Chapter 8 Platform Deployment

The provided directory structure represents the Terraform project for managing the infrastructure of our ML platform. It follows a modular organization to promote reusability and maintainability of the codebase. The full codebase is also available and can be accessed on github

root
   main.tf
   variables.tf
   outputs.tf
   providers.tf

└── infrastructure

   └── vpc

   └── eks

   └── networking

   └── rds

└── modules
    
    └── airflow
    
    └── mlflow
    
    └── jupyterhub

By structuring the Terraform project this way it becomes easier to manage, scale, and maintain the infrastructure as the project grows. Each module can be independently developed, tested, and reused across different projects, promoting consistency and reducing duplication of code and effort.

Root

The root directory of the Terraform project contains the general configuration files related to the overall infrastructure setup.

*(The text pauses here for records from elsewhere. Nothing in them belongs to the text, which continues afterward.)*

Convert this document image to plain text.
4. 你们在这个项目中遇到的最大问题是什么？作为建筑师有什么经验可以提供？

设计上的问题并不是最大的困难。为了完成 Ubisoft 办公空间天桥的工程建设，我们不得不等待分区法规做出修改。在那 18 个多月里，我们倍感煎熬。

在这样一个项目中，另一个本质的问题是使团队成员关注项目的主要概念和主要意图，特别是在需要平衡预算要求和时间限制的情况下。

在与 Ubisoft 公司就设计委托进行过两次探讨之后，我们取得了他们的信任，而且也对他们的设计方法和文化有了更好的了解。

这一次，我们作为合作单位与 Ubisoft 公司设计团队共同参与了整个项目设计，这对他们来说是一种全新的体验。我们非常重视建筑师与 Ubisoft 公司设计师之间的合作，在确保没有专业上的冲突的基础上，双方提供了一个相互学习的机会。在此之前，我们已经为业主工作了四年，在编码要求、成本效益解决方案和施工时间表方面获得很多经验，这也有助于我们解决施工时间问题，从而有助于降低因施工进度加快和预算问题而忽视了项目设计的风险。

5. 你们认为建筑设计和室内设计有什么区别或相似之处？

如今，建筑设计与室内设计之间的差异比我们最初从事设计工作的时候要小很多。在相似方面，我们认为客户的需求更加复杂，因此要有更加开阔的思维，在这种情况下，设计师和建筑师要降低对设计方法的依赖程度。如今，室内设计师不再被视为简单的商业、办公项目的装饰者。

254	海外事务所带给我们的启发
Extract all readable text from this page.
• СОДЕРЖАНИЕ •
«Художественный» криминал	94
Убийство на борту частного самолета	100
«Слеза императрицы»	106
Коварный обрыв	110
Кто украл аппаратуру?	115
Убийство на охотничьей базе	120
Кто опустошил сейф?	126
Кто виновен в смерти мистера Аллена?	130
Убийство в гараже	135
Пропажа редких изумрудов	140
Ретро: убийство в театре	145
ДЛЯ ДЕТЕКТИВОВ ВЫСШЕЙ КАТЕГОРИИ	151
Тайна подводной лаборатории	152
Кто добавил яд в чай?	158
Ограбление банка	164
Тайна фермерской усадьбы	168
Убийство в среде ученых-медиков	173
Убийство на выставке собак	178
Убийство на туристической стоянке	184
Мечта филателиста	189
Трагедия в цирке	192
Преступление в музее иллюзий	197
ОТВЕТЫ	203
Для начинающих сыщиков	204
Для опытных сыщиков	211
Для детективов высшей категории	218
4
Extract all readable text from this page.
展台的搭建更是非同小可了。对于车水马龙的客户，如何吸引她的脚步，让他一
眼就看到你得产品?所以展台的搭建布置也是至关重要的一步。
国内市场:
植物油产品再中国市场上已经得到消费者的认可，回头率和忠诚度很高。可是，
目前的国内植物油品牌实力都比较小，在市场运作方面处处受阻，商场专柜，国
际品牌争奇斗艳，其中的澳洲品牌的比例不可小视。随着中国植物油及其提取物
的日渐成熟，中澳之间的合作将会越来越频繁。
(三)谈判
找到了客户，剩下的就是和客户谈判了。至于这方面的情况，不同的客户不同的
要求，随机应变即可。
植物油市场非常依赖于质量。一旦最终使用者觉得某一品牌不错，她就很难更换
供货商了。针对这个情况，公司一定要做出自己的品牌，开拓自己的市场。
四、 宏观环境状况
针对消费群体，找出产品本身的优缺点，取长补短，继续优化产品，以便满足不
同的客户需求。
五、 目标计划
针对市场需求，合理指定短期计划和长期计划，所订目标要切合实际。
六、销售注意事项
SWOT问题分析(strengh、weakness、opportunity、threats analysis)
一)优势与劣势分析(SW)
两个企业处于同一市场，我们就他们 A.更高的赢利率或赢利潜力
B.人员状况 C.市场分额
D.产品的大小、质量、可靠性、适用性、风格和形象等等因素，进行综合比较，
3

  • The main.tf Terraform configuration file, where all major resources are defined and organized into modules.
  • The variables.tf containing the definition of input variables used throughout the project, allowing users to customize the infrastructure setup.
  • The outputs.tf defining the output variables that expose relevant information about the deployed infrastructure.
  • The providers.tf that defining and configuring the providers used in the project, for example, AWS, Kubernetes, Helm.

Infrastructure

The infrastructure directory holds the individual modules responsible for provisioning specific components of the AWS Cloud and EKS setup.

  • vpc defines a module that configures resources related to the Virtual Private Cloud (VPC), such as subnets, route tables, and internet gateways.
  • The eks module is responsible for creating and configuring an Amazon Elastic Kubernetes Service (EKS) cluster, including worker nodes and other related resources like the Cluster Autoscaler, Elastic Block Storage, or Elastic File System.
  • networking contains networking components that provide access to the cluster using ingresses and DNS records, for example the AWS Application Load Balancer or an External DNS.
  • The rds module provides resources to deploy and Amazon Relational Database Service (RDS), such as database instances, subnets, and security groups. This module is needed for the specific tools and components of our ML platform.

Modules

The modules directory contains Terraform modules that are specific for setting up out ML Platform and provides the components to integrate the MLOps Framework, such as tools for model tracking (MLflow), workflow management (Airflow), or a integrated development environment (JupyterHub).

  • airflow provides the Terraform module to deploy an Apache Airflow instance based on the Helm provider, which enables to orchestrate our ML workflows. The module is highly customized as it sets up necessary connections to other services, sets airflow variables that can be used by Data Scientists, creates an ingress ressource, and enables user management and authentication using Github.
  • The mlflow module sets up MLflow to managing machine learning experiments and models. As MLflow does not natively provide a solution to deploy on Kubernetes, a custom Helm deployment is integrated that configures the necessary deployment, services, and ingress ressources.
  • jupyterhub deploys a JupyterHub environment via Helm that enables multi-user notebook environment, suitable for collaborative data science and machine learning work. The Helm chart is highly customized providing user management and authentication via Github, provisioning ingress resources, and cloning a custom Github repository that provides all our Data Science and Machine Learning code.

Prerequisites & Installation

The installation and deployment process involves several key steps to ensure a smooth setup of your environment. Before proceeding with the installation, it’s crucial to complete the following essential prerequisites: installing the necessary tools, establishing a GitHub organization along with OAuth apps, and obtaining a DNS name to link with your services. Please adhere to the installation instructions of the repositories’ readme document.